I presume you mean *BIBATIS *and not BIBATUS? The former is Luke 22:29-30. Douay-Rheims:
I dispose to you, as my Father hath disposed to me, a kingdom. That you may eat and drink at my table, in my kingdom.
I need to re-render that in Ecclesiastical Latin because the “Classical” form is hurting my eyes:
Ego dispono vobis sicut disposuit mihi pater meus regnum. Ut edatis et didatus super mensam meam in regno meo.
There – that’s better already!
The first part is kinda easy:
I dispose to you following the manner in which my father disposed a kingdom to me.
You could swap “to give” for “to dispose” in English, but I suspect that might not be quite accurate as “do, dare” would be more straightforward Latin verb for “to give.” I took a minor liberty in translating “secundum” since we don’t have anything quite that terse in English.
The second part is more difficult. My first pass at it is this:
Unto/That you might eat and drink above my table in my kingdom.

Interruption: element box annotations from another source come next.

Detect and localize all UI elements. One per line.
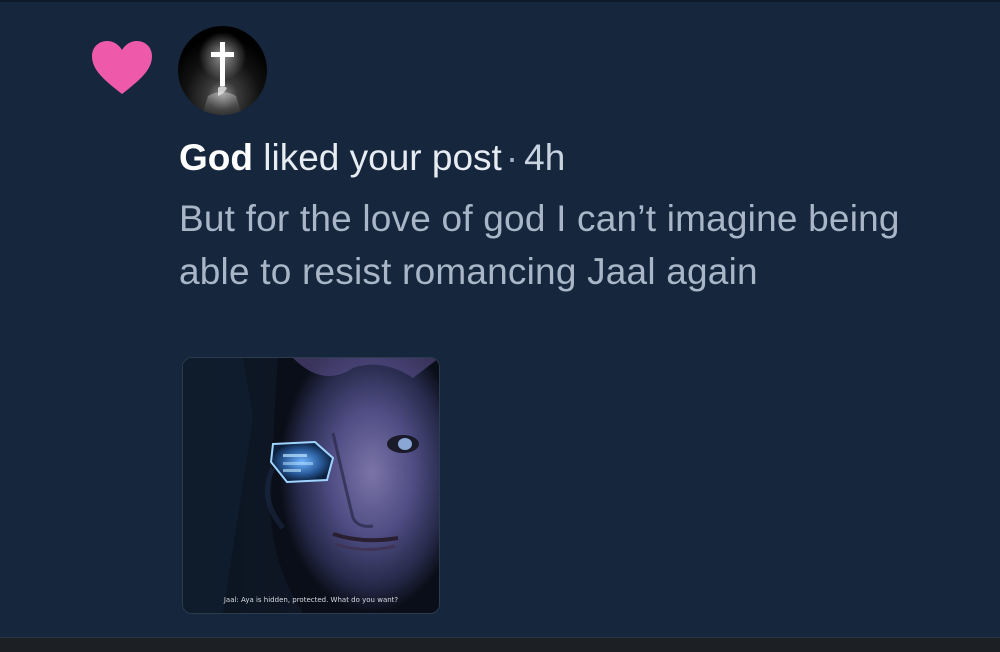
separator-dot: · (505, 137, 519, 178)
like-notification[interactable]: God liked your post · 4h But for the love … (0, 0, 1000, 637)
user-name-link[interactable]: God (179, 137, 253, 178)
notification-headline: God liked your post · 4h (179, 135, 565, 181)
timestamp[interactable]: 4h (524, 137, 565, 178)
action-text: liked your post (252, 137, 502, 178)
window-bottom-bar (0, 637, 1000, 652)
post-image[interactable]: Jaal: Aya is hidden, protected. What do … (182, 357, 440, 614)
image-caption: Jaal: Aya is hidden, protected. What do … (223, 596, 399, 604)
post-text[interactable]: But for the love of god I can’t imagine … (179, 192, 969, 298)
heart-icon (90, 40, 154, 96)
user-avatar[interactable] (178, 26, 267, 115)
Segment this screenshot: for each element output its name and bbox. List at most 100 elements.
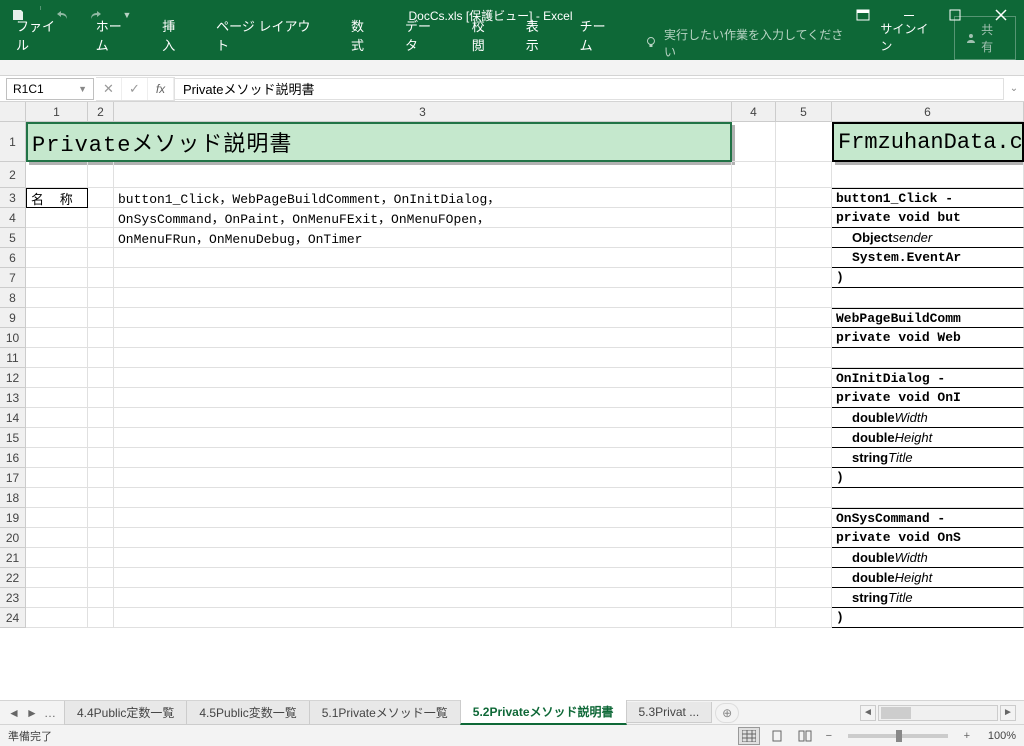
cell[interactable] [732,122,776,162]
tab-pagelayout[interactable]: ページ レイアウト [202,10,337,60]
row-header[interactable]: 22 [0,568,25,588]
cell[interactable] [26,408,88,428]
row-header[interactable]: 1 [0,122,25,162]
qat-dropdown-icon[interactable]: ▼ [113,2,141,28]
cell[interactable] [114,388,732,408]
cell-code[interactable]: string Title [832,588,1024,608]
cell[interactable] [26,588,88,608]
cell-code[interactable]: private void Web [832,328,1024,348]
cell[interactable] [776,368,832,388]
cell-code[interactable]: button1_Click - [832,188,1024,208]
cell[interactable] [732,588,776,608]
cell[interactable] [114,468,732,488]
sheet-tab-active[interactable]: 5.2Privateメソッド説明書 [460,700,627,725]
cell-code[interactable]: OnInitDialog - [832,368,1024,388]
cell-label-name[interactable]: 名 称 [26,188,88,208]
cell[interactable] [26,368,88,388]
formula-expand-icon[interactable]: ⌄ [1004,83,1024,94]
cell-code[interactable]: WebPageBuildComm [832,308,1024,328]
col-header[interactable]: 5 [776,102,832,121]
row-header[interactable]: 12 [0,368,25,388]
cell[interactable] [114,328,732,348]
cell[interactable] [114,608,732,628]
cell[interactable] [832,348,1024,368]
cell[interactable] [114,528,732,548]
cell[interactable] [776,488,832,508]
cell[interactable] [88,508,114,528]
cell-title2[interactable]: FrmzuhanData.c [832,122,1024,162]
row-header[interactable]: 24 [0,608,25,628]
cell[interactable] [732,368,776,388]
chevron-down-icon[interactable]: ▼ [78,84,87,94]
save-icon[interactable] [4,2,32,28]
col-header[interactable]: 1 [26,102,88,121]
cell[interactable] [732,328,776,348]
cell[interactable] [776,228,832,248]
tab-review[interactable]: 校閲 [458,10,512,60]
cell[interactable] [88,288,114,308]
cell[interactable] [732,548,776,568]
cell[interactable] [114,268,732,288]
row-header[interactable]: 11 [0,348,25,368]
name-box[interactable]: R1C1 ▼ [6,78,94,100]
tab-nav-last-icon[interactable]: ► [24,706,40,720]
row-header[interactable]: 8 [0,288,25,308]
cell[interactable] [88,228,114,248]
sheet-tab[interactable]: 4.4Public定数一覧 [64,701,187,725]
cell[interactable] [88,548,114,568]
col-header[interactable]: 3 [114,102,732,121]
hscroll-right-icon[interactable]: ► [1000,705,1016,721]
cell[interactable] [88,468,114,488]
cell[interactable] [732,508,776,528]
cell[interactable] [26,248,88,268]
cell[interactable] [776,188,832,208]
cell[interactable] [732,348,776,368]
cell[interactable] [114,428,732,448]
row-header[interactable]: 20 [0,528,25,548]
row-header[interactable]: 6 [0,248,25,268]
cell[interactable] [732,248,776,268]
cell[interactable] [776,348,832,368]
cell[interactable] [88,448,114,468]
sheet-tab[interactable]: 5.3Privat ... [626,702,713,723]
tab-insert[interactable]: 挿入 [148,10,202,60]
tell-me-search[interactable]: 実行したい作業を入力してください [632,26,866,60]
hscroll-left-icon[interactable]: ◄ [860,705,876,721]
cell[interactable] [732,448,776,468]
cell[interactable] [26,488,88,508]
row-header[interactable]: 19 [0,508,25,528]
cell[interactable] [88,608,114,628]
cell[interactable] [88,328,114,348]
row-header[interactable]: 16 [0,448,25,468]
cell[interactable] [88,248,114,268]
cell[interactable] [88,388,114,408]
cell[interactable] [88,428,114,448]
cancel-formula-icon[interactable]: ✕ [96,78,122,100]
cell[interactable] [776,308,832,328]
cell[interactable] [88,188,114,208]
col-header[interactable]: 6 [832,102,1024,121]
cell[interactable] [114,568,732,588]
cell[interactable] [114,288,732,308]
cell[interactable] [776,248,832,268]
cell-code[interactable]: ) [832,268,1024,288]
cell[interactable] [26,208,88,228]
cell[interactable] [776,508,832,528]
cell-code[interactable]: double Height [832,428,1024,448]
fx-icon[interactable]: fx [148,78,174,100]
cell-code[interactable]: Object sender [832,228,1024,248]
cell[interactable] [732,162,776,188]
cell[interactable] [114,308,732,328]
cell[interactable] [776,328,832,348]
cell[interactable] [732,568,776,588]
cell[interactable] [832,162,1024,188]
cell[interactable] [114,348,732,368]
cell[interactable] [776,162,832,188]
cell[interactable] [88,308,114,328]
row-header[interactable]: 17 [0,468,25,488]
cell[interactable] [776,568,832,588]
select-all-corner[interactable] [0,102,26,122]
row-header[interactable]: 7 [0,268,25,288]
cell[interactable] [776,428,832,448]
tab-nav-first-icon[interactable]: ◄ [6,706,22,720]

Okay, “super” doesn’t mean “above” in this case and it’s connected with “mensam meam” which is in the accusative case… or is it vocative? But vocative requires motion…
It’s something about eating and drinking and involves a table in the “my kingdom” but the “super” is throwing me. Either it’s an idiom or another meaning for super with which I’m not familiar. I only had three years of Latin (fifteen years ago) so I’m going to have to cave on this one. It sounds like a scriptural quote, but I would be more interested in someone giving a grammatical deconstruction and explanation of this quote. That would really help me understand why this phrase works the way it does.
I won’t give the grammer a go, as I was lousy in Latin. (You do know the greatest thing that the Romans were able to accomplish was to speak Latin.) I’d translate it more idiomatically, “That you may eat and drink at my heavenly table, in my kingdom.”
Yes, it is scriptural (see above). If I had been translating, instead of cribbing the D-R, I would have rendered *SUPER (which does take an accusative object) *MENSAM MEAM *as “upon my table”, but I can see where “at my table” is idiomatically more pleasing.